According to a press release issued by the drugmaker on June 18, the FDA’s decision was influenced by data from a Phase 3 trial.The trial demonstrated that over 99.9% of participants who received the lenacapavir injection remained HIV negative.
This new injectable stands in contrast to daily oral medications currently used for HIV protection. Public health officials and researchers anticipate that this long-acting option will enhance both access to and adherence to HIV prevention strategies.
Gilead has stated that they are actively working to ensure insurance coverage for the drug. Furthermore, they aim to make it available at little to no cost for uninsured individuals in the U.S. The company has also submitted applications seeking approval in other countries.

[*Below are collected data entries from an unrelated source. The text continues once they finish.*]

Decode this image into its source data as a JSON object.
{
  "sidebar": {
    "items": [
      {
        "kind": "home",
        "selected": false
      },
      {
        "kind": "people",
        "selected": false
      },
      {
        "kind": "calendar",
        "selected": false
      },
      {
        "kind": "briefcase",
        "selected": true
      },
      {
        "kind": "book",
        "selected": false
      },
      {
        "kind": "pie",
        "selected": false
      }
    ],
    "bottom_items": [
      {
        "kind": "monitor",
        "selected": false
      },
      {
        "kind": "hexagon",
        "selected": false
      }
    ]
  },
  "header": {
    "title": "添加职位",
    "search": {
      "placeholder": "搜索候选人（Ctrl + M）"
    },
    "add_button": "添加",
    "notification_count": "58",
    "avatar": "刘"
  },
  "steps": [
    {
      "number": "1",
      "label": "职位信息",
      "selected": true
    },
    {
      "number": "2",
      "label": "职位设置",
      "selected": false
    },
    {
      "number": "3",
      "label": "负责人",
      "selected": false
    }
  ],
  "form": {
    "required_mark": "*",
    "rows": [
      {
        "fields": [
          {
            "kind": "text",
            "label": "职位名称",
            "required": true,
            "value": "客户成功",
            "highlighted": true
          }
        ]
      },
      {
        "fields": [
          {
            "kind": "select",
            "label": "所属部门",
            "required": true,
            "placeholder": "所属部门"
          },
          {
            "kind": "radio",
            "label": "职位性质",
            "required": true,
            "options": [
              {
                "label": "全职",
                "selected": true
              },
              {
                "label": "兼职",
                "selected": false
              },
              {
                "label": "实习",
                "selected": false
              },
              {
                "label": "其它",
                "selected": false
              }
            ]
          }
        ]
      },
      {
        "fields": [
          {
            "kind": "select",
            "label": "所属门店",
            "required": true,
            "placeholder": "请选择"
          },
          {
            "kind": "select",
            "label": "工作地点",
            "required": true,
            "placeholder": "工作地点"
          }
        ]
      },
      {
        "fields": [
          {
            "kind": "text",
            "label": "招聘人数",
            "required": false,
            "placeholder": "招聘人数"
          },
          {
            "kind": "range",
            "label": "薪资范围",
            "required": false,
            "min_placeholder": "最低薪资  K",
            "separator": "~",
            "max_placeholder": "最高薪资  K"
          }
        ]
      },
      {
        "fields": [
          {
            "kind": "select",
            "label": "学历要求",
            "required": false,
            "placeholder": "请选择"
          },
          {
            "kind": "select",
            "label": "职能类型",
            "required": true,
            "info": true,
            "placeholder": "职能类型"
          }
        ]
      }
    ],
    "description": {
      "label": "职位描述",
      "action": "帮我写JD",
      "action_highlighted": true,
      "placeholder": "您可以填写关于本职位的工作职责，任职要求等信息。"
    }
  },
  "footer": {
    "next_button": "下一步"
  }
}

“More than 99.9% of participants who received the injection remained HIV negative.”
Frequently Asked questions
- What is lenacapavir?
- Lenacapavir is a twice-yearly injectable medication approved by the FDA for HIV prevention in at-risk adults and adolescents.
- How effective is lenacapavir?
- Clinical trials showed that over 99.9% of participants receiving lenacapavir remained HIV negative.
- How often is the injection administered?
- the injection is administered twice a year.
- Will lenacapavir be affordable?
- Gilead is working to ensure insurance coverage and will offer the drug at low or no cost for uninsured individuals in the U.S.